Mina Ha, University of Manchester

Project description:

My research focuses on transformative learning experience in Korean language classrooms, especially for cultural perspective and value transformation. A hypothesis of the research is that Korean language courses provide learners with opportunities to explore more new cultural perspectives, and they assess their old perspectives and transform, not only their cultural perspectives, but also personal perspectives. The research will be conducted mainly in a Higher Education setting in the UK. Transformative Learning frames developed by Jack Mezirow is adopted to deeply understand students’ experience. Learning Activity Survey (LAS) form will be used to detect whether, and to what extent, a transformational perspective occurred. In addition, semi-structured interviews will be to collect verbal and descriptive data. The funding will enable me to carry on field research and to attend a conference to present the research results. Furthermore, I will be able to collaborate with other researchers to design projects aiming at transformative learning experience.

Albert Park, University of Oxford

Project Description:

This ECR grant enabled collaborative research with partners at Seoul National University on the concept of 'resilience' (회복력 / hoebok-ryeok) in South Korean policy and public discourses. It responds to the rise of 'resilience' as a key theme in international policy. However, the ambiguity of the term raises challenges for effective policy translation. Framed as a problem in political linguistics, this project explores how resilience policies manifest in cross-national and explicitly cross-linguistic contexts. Comparing policy discourses on resilience in South Korea and the UK, this project pursues three aims. First is in generating more empirical evidence on how 'resilience' translates across policy contexts. Second is in deriving more nuanced understandings of the policy translation process in the contexts of climate action. Third is in generating impact in deriving policy implications for effective cooperation on building resilience against shared risks.

Rakgyun Shin, University College London

Project description:

This sociophonetic research project tries to explore the accent dynamics between North and South Korean residents living in New Malden, London’s Koreatown. This particular research focused on the Korean monophthong /ㅓ/ to see if North Korean female speakers change their original accent to southern one when they were put into a conversational task with a South Korean speaker.
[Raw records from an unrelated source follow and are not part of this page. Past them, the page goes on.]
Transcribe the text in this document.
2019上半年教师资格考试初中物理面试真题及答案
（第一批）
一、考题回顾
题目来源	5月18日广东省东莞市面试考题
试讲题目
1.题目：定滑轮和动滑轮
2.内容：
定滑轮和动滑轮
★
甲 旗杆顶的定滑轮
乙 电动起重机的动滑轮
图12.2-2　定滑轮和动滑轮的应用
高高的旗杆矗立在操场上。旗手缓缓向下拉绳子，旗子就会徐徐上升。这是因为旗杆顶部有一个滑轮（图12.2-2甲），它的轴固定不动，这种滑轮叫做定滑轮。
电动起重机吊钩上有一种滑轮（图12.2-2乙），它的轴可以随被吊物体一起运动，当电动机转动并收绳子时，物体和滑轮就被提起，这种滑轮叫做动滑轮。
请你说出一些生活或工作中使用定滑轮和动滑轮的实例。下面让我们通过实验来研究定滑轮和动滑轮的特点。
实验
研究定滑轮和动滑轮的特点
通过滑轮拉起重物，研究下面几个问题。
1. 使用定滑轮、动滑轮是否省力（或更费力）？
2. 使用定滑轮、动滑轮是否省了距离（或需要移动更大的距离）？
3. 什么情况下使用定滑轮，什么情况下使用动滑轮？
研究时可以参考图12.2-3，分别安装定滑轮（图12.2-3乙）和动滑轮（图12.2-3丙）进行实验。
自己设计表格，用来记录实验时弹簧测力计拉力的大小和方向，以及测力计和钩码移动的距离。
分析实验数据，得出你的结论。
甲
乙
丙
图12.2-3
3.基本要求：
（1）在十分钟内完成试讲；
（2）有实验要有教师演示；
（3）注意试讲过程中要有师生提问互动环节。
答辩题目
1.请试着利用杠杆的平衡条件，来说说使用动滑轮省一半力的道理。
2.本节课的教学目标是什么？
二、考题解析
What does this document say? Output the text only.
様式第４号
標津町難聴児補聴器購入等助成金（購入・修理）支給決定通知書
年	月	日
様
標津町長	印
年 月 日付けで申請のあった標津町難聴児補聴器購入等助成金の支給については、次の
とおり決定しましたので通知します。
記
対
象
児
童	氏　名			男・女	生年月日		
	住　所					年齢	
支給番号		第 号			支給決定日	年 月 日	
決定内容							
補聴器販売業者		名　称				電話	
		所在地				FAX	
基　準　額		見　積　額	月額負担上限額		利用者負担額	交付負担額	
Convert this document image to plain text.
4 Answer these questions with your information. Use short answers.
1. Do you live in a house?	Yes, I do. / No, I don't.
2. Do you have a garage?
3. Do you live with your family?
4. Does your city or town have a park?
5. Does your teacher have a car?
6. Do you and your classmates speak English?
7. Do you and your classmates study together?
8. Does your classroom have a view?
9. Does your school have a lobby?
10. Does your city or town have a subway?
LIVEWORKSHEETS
Further study of this project will look into the phonetic differences in other Korean vowels and consonants of the same group and/or will set other conditions such as the North-North pair conversational task which was not done by this research. This project might have a chance to explore phonetic characteristics of other North Korean speaker groups in New Malden - such as a group of North Korean male speakers, a group of different age range, etc.